Anche nel campo del tiro a segno, disciplina in cui Alessandro è un tiratore scelto, emergono parallelismi con le competenze militari di un ufficiale di cavalleria. “Il Tiro a Segno sviluppa capacità psico-fisiche mirate a creare un’armonia tra la mente e il corpo. La percezione della respirazione, l’ascolto dei battiti del cuore, cogliere l’attimo per tirare il colpo. Tutto questo è armonia, un percorso interiore, è l’espressione del proprio essere.” Queste abilità, conclude, sono fondamentali anche nel contesto militare, dove ogni risultato parte dalla conoscenza di se stessi e dall’equilibrio psico-fisico.
Riguardo alle sfide dei tiratori nell’esercito napoleonico, Alessandro spiega che “fin dai tempi di Napoleone e anche dopo nella guerra di secessione americana, c’è stata la necessità di eseguire dei tiri a distanza.” Nonostante i limiti dei moschetti dell’epoca, “la quantità di polvere nera inserita quasi ‘a occhio’ permetteva tiri di distanza considerevole anche se non molto precisi.”
La memoria storica e il futuro
Alessandro ha anche ricoperto il ruolo di relatore presso l’Aeronautica Militare, dove ha insegnato informatica e Office Automation. Sebbene sia difficile trovare relazioni dirette tra l’arte militare di terra del passato e l’aviazione moderna, sottolinea l’importanza dello studio di strategie e la grande dedizione e preparazione dei ranghi di comando.
In questo contesto, la figura di Bartolomeo ha sempre suscitato grande interesse tra gli ufficiali amanti della storia militare.

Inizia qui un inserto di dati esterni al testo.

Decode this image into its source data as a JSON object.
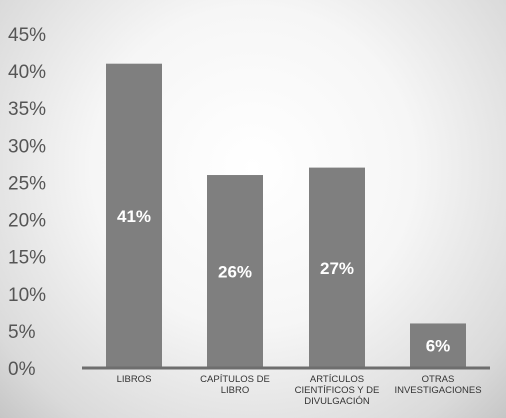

Se potesse incontrare il Capitano Bertolini, Alessandro gli chiederebbe dove abbiamo sbagliato, “perché abbiamo perso valori come il senso della Patria, dell’Onore, perché non siamo stati capaci di trasferire ai nostri figli tutto questo, perché abbiamo perso il senso di appartenenza di un Paese e il senso della Famiglia.”

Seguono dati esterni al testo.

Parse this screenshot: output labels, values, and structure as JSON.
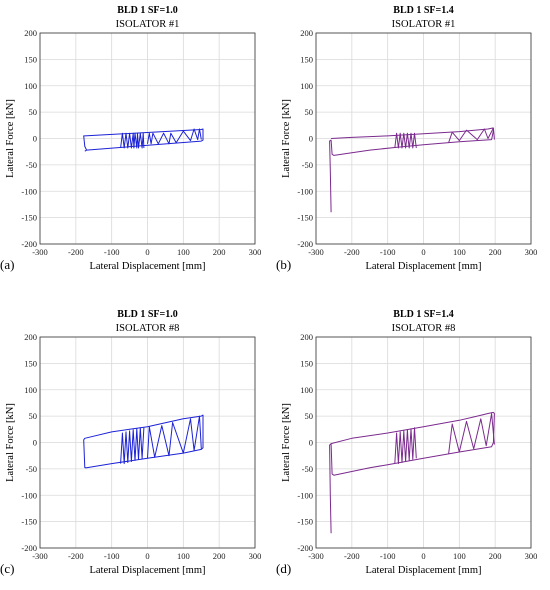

La storia di Bartolomeo Bertolini, in un’epoca così diversa, può ancora trasmettere messaggi potenti: “Onore, Dignità, Fratellanza, Appartenenza, condivisione di obiettivi e la determinazione a raggiungerli. Valori che ancora oggi hanno senso e dovrebbero essere portati avanti con orgoglio dalle nuove generazioni.”
Ciò che spinge Alessandro a mantenere vivo il ricordo di questo illustre antenato è la convinzione che sia “giusto portare avanti la Storia così come viene raccontata direttamente da chi l’ha vissuta in prima persona. Veri testimoni oculari di ciò che accadde. Niente interpretazioni successive di scrittori che raccontano stando seduti su una sedia o in un talk show. Chi ha scritto di quei momenti ha pagato col sangue ogni parola e il loro racconto, anche se non ‘aulico’ parla di verità, quella che spesso i vincitori tendono a nascondere.”
Nel campo professionale, Alessandro punta a creare progetti per la sua città, volti a migliorare la vita delle persone e il rapporto tra cittadino e istituzioni. Per quanto riguarda la memoria storica, la volontà è quella di approfondire l’argomento “Bartolomeo Bertolini” con nuove ricerche, dedicando il poco tempo a disposizione a questa preziosa eredità.